Statistics: The two groups were compared using Student's t-tests.
Results
Although the cultures of (mainly Hindu) India and (mainly Buddhist) Sri Lanka have important differences, we believe they are sufficiently similar to warrant our making, initially, an analysis of the cases of the two countries combined. The mean percentage of correct statements is 76.7% for the B cases and 78.4% for the A cases. Nevertheless, because culture might have an effect on the percentage of correct statements, the analysis was repeated for the two countries separately. For India, the percentage of correct statements is 80.7% (N = 9; SD = 12.9, median = 80) for the B cases and 80.3% (N = 57, SD = 16.8, median = 83.5) for the A cases. For Sri Lanka, these values are 73.8% (N = 12, SD = 17.8, median = 77) and 74.2% (N = 25, SD = 24.8, median = 84.5), respectively.
The average number of all statements turned out to be 18.5 for the A cases (SD = 12.0, median = 15) and 25.5 for the B cases (SD = 9.9, median = 24.5), a significant difference (t = 2.44, df = 101, p < .01). This difference is observed in cases from India and Sri Lanka separately but reaches significance only for the cases from India.
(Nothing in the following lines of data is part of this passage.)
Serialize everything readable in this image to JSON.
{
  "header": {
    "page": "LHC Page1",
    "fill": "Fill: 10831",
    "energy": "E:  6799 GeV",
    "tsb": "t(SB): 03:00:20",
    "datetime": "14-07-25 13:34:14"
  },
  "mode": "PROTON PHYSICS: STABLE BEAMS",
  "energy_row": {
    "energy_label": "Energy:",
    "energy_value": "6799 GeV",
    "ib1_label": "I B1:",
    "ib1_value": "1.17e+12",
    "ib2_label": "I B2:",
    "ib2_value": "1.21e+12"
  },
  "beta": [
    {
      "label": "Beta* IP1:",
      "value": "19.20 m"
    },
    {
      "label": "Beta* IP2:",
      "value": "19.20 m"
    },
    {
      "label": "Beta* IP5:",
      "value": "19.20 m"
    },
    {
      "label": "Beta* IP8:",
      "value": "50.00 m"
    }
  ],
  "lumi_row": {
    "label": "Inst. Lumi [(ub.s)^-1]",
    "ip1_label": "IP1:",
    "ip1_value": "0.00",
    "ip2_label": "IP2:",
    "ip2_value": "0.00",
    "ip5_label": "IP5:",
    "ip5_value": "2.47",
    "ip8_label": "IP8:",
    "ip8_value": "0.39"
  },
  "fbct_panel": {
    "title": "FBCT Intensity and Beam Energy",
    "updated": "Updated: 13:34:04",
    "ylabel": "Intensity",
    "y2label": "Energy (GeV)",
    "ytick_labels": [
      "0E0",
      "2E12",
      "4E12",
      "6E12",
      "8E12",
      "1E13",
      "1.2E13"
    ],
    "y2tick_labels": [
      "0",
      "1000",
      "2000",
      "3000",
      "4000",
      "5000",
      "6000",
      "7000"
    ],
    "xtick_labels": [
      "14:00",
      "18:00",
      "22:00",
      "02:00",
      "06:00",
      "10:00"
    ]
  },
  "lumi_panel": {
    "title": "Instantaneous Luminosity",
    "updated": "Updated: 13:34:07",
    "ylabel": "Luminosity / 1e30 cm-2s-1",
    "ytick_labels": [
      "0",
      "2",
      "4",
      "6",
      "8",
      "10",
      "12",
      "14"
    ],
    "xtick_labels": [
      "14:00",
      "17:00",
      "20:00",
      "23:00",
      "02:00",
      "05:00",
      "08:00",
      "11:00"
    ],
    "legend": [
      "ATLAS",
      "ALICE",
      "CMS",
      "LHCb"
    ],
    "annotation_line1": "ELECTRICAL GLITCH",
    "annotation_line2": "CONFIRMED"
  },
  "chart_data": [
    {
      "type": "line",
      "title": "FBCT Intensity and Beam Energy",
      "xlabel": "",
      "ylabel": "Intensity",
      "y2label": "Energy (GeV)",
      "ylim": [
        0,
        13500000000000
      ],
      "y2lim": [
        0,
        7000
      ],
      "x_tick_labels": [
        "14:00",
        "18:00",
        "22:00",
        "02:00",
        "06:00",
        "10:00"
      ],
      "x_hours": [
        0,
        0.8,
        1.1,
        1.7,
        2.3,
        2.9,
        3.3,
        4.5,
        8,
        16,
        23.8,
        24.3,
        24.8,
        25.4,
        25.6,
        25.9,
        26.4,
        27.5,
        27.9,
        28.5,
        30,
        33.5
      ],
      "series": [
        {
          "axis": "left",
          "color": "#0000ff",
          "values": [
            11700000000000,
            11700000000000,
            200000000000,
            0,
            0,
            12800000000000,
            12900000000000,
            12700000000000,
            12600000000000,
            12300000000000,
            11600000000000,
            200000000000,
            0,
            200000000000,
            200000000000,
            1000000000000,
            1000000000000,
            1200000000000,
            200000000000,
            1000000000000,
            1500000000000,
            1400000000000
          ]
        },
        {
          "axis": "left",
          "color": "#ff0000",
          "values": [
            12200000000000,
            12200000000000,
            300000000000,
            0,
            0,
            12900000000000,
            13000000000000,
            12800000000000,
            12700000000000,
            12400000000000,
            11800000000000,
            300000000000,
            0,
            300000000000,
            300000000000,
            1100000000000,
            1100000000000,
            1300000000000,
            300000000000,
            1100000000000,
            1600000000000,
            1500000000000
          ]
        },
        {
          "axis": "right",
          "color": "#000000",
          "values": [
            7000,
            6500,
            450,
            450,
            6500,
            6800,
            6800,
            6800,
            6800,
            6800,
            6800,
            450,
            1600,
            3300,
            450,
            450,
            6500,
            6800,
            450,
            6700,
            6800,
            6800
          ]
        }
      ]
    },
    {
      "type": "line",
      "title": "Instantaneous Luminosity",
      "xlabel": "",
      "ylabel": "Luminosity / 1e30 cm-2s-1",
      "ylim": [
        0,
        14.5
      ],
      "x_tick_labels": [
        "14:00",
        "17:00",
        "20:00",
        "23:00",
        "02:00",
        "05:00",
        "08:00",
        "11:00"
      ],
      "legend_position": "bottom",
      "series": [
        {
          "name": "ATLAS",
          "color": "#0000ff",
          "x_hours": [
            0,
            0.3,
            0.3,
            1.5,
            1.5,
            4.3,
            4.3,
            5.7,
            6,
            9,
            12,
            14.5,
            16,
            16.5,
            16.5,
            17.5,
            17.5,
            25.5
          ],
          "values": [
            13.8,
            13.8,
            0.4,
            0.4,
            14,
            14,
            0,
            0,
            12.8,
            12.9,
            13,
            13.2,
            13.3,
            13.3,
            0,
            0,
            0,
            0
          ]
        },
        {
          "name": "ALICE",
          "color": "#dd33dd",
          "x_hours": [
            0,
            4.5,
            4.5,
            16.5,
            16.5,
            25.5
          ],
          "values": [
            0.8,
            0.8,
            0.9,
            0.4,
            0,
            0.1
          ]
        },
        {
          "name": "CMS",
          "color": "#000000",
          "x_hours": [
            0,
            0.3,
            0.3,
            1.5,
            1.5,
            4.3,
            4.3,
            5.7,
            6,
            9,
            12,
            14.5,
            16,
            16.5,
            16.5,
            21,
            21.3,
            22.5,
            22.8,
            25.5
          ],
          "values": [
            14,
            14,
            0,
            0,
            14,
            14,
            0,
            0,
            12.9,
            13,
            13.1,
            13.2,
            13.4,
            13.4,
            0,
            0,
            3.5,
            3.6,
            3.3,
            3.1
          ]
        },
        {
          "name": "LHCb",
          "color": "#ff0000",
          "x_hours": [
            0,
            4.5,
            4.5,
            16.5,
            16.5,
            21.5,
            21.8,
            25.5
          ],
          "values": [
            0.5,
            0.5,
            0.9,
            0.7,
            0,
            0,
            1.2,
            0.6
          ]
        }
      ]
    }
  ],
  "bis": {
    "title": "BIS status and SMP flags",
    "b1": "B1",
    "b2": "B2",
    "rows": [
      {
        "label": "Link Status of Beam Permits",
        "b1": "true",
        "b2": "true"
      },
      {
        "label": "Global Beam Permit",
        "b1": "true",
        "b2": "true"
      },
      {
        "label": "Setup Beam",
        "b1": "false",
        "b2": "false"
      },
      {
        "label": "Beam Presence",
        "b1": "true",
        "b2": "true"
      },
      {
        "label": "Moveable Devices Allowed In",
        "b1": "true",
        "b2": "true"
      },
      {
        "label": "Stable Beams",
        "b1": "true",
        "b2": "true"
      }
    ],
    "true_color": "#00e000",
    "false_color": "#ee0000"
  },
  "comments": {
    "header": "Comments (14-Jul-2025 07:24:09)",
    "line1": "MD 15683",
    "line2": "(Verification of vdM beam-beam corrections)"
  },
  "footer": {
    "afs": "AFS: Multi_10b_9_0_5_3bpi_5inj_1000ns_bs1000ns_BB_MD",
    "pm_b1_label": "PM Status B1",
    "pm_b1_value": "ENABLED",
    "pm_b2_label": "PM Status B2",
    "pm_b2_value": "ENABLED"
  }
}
We considered the possibility that if the families involved in the A cases had some knowledge of each other, however slight, before the case developed, the child, or parents, might have used whatever normal knowledge they had to augment the number of correct statements attributed to the child. We therefore made a separate analysis to examine such contamination. For 79 of the 82 A cases, we had information about prior knowledge (or its absence) on the part of the subject's family about the family of the concerned deceased person. We found that when the subject's family had such prior knowledge (N = 35), the mean number of the subject's statements was 21.0 (SD = 14.9, median = 16); the mean percentage of correct statements for this subgroup was 76.1 (SD = 19.5, median = 83). When the subject's family had no prior knowledge of the other family (N = 24), the mean number of the subject's statements was 16.6 (SD = 8.7, median = 14); the percentage of correct statements for this group was 78.9 (SD = 20.4, median = 85). These differences were not significant. Although the subgroup with some prior knowledge of the other family had a slightly higher total number of statements, the percentage of correct statements in this subgroup was lower than in the group in which the subject's family had no prior knowledge of the other family.
Discussion
Contrary to expectation, B and A cases of India and Sri Lanka all yielded approximately equal percentages of correct statements and the average overall number of statements was lower for the A cases. These findings suggest that the socio-psychological process of "creating" more, and more correct, statements after the families meet does not take place or at least does not influence the data to a measurable degree. The very fact that B cases exist indicates that a meeting between families is not a necessary condition for the occurrence of CORT. Because the data appear not to confirm the essential predictions derived from the socio-psychological hypothesis, this hypothesis seems unable to explain CORT.
Conclusion
No evidence was obtained to support the hypothesis that socio-psychological circumstances promote a false elaboration of apparent memories of previous lives.
El Chavo
24th April 2007, 15:42
In Plato's Phaedo Socrates argues for the continuity of life after death. He gives a view of reincarnation.
Fidelbrand
25th April 2007, 06:15
Very interesting article Janus, thanks.